Sears Holdings Corp (SHLD.O) reported its first quarterly profit in nearly two years, helped by the retailer's US$1.25 billion cost-cutting plan amid doubts about its ability to continue as a going concern.

The company's shares were up 6.6 per cent in light premarket trading on Thursday.

However, sales continued their years-long decline, hurt by lower demand for groceries, apparel and home appliances at its Sears and Kmart stores.

Sears, once the largest U.S. retailer, has been struggling to adjust to the changing retail landscape and rising competition from Wal-Mart Stores Inc, Target Corp and Amazon.com Inc.

The company said in April it expected a net profit of between US$185 million and US$285 million for the first quarter, helped by cost cuts, including through shutting stores and reducing management jobs.

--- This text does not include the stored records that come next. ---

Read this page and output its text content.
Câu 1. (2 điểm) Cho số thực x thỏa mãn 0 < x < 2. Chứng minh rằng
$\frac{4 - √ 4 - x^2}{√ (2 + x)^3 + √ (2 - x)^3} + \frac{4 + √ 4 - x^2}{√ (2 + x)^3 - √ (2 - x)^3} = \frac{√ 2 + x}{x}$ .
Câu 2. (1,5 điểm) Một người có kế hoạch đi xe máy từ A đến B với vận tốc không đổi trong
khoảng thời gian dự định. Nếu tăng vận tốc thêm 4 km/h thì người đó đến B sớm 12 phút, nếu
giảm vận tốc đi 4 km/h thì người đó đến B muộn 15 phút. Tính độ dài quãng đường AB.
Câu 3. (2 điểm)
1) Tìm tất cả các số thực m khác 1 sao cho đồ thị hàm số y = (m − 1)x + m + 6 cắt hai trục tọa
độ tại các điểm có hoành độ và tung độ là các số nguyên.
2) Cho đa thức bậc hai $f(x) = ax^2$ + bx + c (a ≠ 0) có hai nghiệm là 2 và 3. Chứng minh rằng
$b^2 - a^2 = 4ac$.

Sales at Sears' U.S. stores open more than a year fell 12.4 per cent, while at Kmart it fell 11.2 per cent in the first quarter ended April 29.

Net income attributable to Sears' shareholders was US$244 million, or US$2.28 per share, compared with a loss of US$471 million, or US$4.41 per share, a year earlier.

Excluding items, the company reported a net loss of US$2.15 per share.

Revenue fell 20.3 per cent to US$4.30 billion.

Sears, which has been closing stores and divesting businesses for years to cope with falling sales and a growing debt pile, warned in March about its ability to continue as a going concern.